中国側の規制を回避するため、公式の金融システムを通さず非公式な方法で資金移動が行われているとも言われている。例えば中国国内の地下銀行に資金を預け同額を海外の地下銀行から引き出す、或いは香港の金融機関に口座を開設しそれを金融商品に投資するなどの手法があるらしい。こうした非公式手段は事故リスクも高いと思うが、仮にそうした手法で資金が取り寄せられるとすれば税務署が国外財産調書制度で補足することは難しい。こうした実態がある以上は、意図的な課税逃れを行った永住者に対する永住権取消し措置は当面止むを得ないのではないか。
中国では所有期間5年以上・唯一住房・面積制限を満たせば、個人所得税及び土地増値税が免除にされるのに、何故日本で税金を払わねばならないのかとの不満を屡々耳にする。然しながらこれは些か的外れな主張である。日本の不動産譲渡所得課税は国際的に見ても中立的な税制で、米国のそれと比べても税負担が少ない。寧ろ中国のそれは土地所有制度の相違もあろうが国際的に珍しいと云わざるを得ない。日本の居住者が所有する米国不動産に関してこの種の課税逃れの話は殆ど聞かない。米国では非居住者の売却代金に対して高率の源泉徴収が行われ、非居住者は過大徴収された源泉税の還付を受けるために確定申告を行うからである。加えて日米間の二重課税については日本で外国税額控除の適用申請をすれば排除されることも理由の一つと考えられる。

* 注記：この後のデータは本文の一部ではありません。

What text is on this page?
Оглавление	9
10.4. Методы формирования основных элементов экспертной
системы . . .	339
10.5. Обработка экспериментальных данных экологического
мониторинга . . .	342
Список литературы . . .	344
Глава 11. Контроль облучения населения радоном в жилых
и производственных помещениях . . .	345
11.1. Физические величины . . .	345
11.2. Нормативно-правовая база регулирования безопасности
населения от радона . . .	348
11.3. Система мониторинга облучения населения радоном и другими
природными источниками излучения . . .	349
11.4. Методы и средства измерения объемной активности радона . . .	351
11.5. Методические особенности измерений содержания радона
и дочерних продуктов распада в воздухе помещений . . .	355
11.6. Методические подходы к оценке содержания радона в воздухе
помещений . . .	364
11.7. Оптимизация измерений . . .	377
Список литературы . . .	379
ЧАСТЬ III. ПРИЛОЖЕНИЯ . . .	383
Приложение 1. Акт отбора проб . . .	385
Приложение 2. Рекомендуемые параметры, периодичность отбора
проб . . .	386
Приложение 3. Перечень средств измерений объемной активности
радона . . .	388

税理士としては、中国不動産の譲渡に係る日本での税務申告を意図的に回避し僅かな金を出し惜しんで、生活の基盤である永住権を失うリスクを踏むのは本末転倒ではないかと思う。
(注)非永住者の通り扱いについて
日本の居住者であっても非永住者に付いては、国内払い又は国内に送金されたもの以外の国外源泉所得には所得税が課されない。非永住者とは、居住者のうち日本国籍を有さず、かつ過去10年以内において日本に住所または居所を有していた期間の合計が5年以下の個人を言う。